Ferny1730 - Thanks, my willpower seems to be getting better in some ways and worse in others. I seem to be unable to eat well for long periods of time, but I am getting better at stopping binges before they get too out of control.

DoingMyBest79 11-03-2012 12:22 PM

AmyAmy - hang in there!! We've all been there!!! Hope you are having a better day today!!

I am committed to not bingeing today! I have had a few moments in the last few days where I almost gave in, but I held out! Also, I had to make a dessert to take to a housewarming party. I ate one and stopped there! The rest are already on a plate to take the party, and I have committed to not eating any more!

AmyAmy 11-05-2012 12:58 AM

DoingMyBest - How did you go yesterday? I managed a day without binging yesterday, so I'm feeling pretty good.

DoingMyBest79 11-05-2012 10:33 PM

Amy - Congratulations on yesterday! I know it can be so hard to get through just one day, and you deserve congrats for getting through!!! Way to go!! You can do it again today!!

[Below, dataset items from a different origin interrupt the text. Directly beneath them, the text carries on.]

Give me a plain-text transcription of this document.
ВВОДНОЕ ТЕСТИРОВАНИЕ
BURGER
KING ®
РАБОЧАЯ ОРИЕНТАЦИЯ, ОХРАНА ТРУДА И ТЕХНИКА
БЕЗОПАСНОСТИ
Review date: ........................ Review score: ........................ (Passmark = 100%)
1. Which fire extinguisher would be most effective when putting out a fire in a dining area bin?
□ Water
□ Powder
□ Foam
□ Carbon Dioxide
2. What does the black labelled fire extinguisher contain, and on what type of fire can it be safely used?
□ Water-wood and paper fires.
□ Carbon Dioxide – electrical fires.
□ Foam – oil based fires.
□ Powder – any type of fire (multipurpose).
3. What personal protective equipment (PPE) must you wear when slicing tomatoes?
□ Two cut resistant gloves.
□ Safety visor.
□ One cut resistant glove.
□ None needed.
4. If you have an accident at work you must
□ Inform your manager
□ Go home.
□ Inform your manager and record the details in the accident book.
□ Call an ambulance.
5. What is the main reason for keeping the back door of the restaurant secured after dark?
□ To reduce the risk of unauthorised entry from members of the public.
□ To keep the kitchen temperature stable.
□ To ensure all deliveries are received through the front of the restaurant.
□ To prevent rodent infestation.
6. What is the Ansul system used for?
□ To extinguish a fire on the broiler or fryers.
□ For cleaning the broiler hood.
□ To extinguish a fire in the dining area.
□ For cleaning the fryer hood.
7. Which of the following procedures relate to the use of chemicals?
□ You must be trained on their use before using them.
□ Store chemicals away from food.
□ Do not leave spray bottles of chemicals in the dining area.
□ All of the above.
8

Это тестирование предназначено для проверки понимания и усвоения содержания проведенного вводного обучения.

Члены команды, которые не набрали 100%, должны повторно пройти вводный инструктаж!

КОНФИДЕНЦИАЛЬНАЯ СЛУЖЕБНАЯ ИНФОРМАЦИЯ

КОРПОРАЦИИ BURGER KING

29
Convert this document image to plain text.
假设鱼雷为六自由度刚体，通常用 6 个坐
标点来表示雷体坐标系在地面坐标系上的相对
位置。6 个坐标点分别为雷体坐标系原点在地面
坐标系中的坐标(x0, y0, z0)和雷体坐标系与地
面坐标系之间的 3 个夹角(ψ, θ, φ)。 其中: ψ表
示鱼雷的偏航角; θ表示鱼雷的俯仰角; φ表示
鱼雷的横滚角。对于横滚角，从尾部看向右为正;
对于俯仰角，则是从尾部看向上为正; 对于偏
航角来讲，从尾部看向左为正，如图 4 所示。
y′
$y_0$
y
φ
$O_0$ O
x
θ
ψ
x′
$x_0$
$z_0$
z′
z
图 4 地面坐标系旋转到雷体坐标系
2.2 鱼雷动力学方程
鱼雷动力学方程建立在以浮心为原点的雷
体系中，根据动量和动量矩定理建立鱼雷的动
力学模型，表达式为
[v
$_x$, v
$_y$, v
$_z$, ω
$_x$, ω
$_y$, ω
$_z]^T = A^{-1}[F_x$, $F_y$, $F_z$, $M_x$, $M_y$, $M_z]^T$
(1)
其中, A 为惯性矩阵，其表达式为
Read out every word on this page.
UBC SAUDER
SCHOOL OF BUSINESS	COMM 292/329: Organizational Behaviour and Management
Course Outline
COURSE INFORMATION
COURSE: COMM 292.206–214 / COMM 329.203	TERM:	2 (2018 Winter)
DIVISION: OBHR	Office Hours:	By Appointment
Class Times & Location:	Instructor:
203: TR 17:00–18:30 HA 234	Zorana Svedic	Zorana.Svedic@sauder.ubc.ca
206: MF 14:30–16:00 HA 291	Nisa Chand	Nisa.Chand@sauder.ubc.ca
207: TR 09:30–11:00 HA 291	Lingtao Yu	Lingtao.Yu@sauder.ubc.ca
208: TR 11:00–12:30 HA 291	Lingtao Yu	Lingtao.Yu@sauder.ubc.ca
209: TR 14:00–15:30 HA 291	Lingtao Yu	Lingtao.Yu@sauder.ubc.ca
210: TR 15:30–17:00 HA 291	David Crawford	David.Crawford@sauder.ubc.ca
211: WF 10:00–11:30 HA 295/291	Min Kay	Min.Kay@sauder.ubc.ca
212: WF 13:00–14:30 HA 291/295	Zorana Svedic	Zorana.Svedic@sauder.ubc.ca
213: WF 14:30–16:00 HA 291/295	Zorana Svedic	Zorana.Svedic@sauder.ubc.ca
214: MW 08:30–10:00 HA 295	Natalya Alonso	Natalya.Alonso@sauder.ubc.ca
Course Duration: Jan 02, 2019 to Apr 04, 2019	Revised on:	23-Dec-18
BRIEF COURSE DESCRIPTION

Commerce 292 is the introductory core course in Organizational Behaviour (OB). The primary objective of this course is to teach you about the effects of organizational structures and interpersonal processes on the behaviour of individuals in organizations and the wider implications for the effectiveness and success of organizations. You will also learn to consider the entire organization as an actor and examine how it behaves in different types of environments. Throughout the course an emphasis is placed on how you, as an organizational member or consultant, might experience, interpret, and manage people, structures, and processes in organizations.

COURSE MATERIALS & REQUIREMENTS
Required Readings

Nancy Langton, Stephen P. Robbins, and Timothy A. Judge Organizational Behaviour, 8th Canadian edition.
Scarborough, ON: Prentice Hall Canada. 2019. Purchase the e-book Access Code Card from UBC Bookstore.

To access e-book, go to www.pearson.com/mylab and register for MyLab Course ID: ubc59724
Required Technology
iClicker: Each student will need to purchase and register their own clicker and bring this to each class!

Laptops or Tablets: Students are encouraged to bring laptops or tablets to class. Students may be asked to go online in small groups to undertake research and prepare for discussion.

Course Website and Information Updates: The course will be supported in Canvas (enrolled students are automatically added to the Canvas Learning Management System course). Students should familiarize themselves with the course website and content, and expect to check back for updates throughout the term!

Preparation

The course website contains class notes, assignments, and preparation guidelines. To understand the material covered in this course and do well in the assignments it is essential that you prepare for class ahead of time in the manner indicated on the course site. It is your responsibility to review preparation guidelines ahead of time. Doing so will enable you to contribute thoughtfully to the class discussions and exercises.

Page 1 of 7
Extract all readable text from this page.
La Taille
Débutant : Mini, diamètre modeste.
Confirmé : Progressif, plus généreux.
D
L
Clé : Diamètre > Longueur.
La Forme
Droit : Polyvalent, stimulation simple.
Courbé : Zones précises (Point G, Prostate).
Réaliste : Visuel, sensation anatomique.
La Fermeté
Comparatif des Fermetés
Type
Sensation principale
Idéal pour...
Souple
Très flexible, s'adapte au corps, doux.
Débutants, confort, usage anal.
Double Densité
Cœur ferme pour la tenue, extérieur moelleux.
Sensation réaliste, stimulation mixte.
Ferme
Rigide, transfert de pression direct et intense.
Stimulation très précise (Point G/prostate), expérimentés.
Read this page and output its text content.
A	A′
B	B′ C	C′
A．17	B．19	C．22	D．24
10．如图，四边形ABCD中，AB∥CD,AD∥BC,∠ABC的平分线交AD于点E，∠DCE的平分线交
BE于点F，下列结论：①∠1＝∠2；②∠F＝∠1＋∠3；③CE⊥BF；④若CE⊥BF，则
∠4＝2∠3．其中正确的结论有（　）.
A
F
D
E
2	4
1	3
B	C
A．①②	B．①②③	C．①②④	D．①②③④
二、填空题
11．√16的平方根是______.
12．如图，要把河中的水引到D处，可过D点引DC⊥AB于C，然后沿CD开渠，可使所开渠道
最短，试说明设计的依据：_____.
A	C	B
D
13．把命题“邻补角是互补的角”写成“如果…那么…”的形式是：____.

I had numerous binge-y thoughts last night. At one point, I thought I was going to cave in. The switch flipped in my head to binge mode, and when that happens, I'm usually at the point of no return. But I managed to save myself by eating about 120 calories of a non-triggering treat and a few diet sodas, and amazingly, I ended the day at 1,400 calories. Today was a planned maintenance day, as I had a restaurant coupon that expired today. Again, I had binge-y thoughts, but I ignored them and had another non-triggering treat that fit into my overall calorie plan for the day. I saved another day! My goal is to make it to Friday, when I go to visit my parents and stay at their house for 2 months. I am determined to not binge while I'm there!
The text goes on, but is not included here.